Good day, community!

The reason I started this topic is because I am in a bit of a struggle.
I have been looking all around the web for the entire Mother Trilogy in its most pure and not-localized form (this means avoiding changes made while being imported into the USA and the only game I am still missing for my picky self is Mother 2 for the SNES.
I know there is an existing Mother 1+2 hack for the GBA, but I am NOT interested in that one.
What I want to do is get a Mother 2 rom that has all the uncensored parts of the Japanese released, translated into english and also have the proper Mother 2 Title Screen (along with the proper intro screen of "Giygas Strikes Back!" instead of the "The War Against Giygas!").

So, with that being said, I have 2 options here:

1) Work with the uncensored patch for Earthbound for the SNES.
Take into consideration that if I apply this patch, the title screen will remain the same, and I want it to be like the Japanese counterpart saying Mother 2 with the red background, so the work would be to hack the title screen to look like the one in Mother 2.

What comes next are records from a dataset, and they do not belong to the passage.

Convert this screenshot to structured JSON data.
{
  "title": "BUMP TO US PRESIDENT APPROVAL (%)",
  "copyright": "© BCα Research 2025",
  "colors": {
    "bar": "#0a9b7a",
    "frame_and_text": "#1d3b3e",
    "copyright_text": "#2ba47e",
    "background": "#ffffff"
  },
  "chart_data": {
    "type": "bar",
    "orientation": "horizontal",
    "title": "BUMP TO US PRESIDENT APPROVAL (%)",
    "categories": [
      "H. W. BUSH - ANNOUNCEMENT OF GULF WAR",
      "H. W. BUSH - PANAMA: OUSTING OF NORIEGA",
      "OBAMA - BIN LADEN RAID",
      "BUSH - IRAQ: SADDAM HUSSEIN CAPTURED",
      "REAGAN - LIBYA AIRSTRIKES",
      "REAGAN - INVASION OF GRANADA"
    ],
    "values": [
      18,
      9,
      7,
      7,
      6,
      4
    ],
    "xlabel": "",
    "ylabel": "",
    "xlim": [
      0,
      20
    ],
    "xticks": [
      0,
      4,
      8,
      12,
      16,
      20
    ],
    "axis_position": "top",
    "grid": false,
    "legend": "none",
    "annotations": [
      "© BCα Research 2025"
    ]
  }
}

The patch to get the uncensored USA Earthbound is here:
http://forum.starmen.net/forum/Community/PKHack/Mother-2-to-EarthBound-Uncensored-patch

2) Grab the japanese Mother 2 ROM and start translating it to english from scratch.
Yes, it would be a much more tedious work, since I have little to no experience with full translations (all I have done is change some words in a NES Castlevania ROM).
There is an existing patch that changes the title screen here:
http://forum.starmen.net/forum/Community/PKHack/EB-Intro-Sequence-Hacks

NOTE: If I try to combine both patches, the result ends up being a garbled introduction sequence and a whole lot of mess in the Title Screen.

Those are my only 2 options to fulfill what I think would be the best for the Mother Community out there...
Have all 3 games without censoring and playable in English language!

My question is...
What would you recommend me to do out of those two and what would be the easiest?
Hack the title screen or translate the japanese ROM?
Also, depending on your response, what tools would you suggest me to work with and what websited do you recommend for the overall knowledge of the hack?

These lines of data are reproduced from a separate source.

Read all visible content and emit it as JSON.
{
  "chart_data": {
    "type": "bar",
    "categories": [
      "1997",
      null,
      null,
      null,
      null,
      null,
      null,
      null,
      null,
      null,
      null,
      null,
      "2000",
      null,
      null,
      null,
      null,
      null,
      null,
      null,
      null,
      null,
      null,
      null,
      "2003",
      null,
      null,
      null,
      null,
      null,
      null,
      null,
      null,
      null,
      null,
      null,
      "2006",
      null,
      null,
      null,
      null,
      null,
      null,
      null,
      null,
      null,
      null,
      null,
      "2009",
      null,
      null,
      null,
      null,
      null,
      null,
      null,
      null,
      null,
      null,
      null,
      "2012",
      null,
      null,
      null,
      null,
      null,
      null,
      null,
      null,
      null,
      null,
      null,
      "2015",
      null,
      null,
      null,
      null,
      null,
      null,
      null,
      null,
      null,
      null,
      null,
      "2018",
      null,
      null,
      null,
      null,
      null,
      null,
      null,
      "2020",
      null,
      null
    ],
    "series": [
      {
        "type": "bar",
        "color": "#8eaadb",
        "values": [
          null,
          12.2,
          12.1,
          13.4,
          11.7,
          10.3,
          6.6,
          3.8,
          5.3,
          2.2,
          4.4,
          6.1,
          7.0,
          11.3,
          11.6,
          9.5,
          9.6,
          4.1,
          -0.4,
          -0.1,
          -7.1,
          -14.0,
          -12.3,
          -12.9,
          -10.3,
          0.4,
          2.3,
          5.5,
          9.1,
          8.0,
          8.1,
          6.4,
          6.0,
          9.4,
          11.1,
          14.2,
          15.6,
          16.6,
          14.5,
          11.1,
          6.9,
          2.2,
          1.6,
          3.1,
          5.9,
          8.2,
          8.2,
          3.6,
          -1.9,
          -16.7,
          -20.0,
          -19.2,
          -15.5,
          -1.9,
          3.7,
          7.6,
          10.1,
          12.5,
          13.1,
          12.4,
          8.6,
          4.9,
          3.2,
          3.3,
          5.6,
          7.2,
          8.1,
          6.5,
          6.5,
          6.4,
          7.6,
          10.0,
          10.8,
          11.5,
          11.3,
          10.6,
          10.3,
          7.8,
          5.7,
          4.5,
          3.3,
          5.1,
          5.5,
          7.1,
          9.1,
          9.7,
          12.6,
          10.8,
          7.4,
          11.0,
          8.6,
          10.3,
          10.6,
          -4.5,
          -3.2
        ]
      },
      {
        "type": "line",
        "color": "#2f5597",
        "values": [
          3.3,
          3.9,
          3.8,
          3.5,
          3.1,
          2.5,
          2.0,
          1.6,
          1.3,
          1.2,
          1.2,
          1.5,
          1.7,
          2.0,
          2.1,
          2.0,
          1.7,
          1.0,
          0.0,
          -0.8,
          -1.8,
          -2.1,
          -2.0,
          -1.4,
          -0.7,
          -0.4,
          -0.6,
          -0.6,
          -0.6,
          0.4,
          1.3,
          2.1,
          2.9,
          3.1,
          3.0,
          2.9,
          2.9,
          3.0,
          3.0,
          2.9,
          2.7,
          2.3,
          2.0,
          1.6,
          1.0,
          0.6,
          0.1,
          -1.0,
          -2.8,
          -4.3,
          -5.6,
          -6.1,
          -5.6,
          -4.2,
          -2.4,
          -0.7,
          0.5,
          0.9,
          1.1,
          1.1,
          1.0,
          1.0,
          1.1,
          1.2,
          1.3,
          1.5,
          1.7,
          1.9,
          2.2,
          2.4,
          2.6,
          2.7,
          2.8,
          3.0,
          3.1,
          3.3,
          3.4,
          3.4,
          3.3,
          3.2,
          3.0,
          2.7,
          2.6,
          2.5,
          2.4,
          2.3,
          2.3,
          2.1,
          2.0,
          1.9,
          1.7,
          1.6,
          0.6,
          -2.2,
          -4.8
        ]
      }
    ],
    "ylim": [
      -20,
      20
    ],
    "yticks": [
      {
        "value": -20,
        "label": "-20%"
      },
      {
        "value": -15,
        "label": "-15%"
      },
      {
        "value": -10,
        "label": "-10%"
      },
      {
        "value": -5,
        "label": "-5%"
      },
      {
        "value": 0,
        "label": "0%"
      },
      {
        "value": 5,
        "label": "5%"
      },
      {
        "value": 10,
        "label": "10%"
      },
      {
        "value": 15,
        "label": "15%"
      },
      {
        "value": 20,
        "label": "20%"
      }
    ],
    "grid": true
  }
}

Thank you in advance for the help!

PS: This is the only good source I found for SNES translation:
http://www.emulationzone.org/sections/wakdhacks/docs/snes.html


----------



## TyBlood13 (Jun 25, 2014)

It's a title screen, just move on


----------



## ShadowOne333 (Jun 25, 2014)

TyBlood13 said:


> It's a title screen, just move on


My picky self won't allow me to.


----------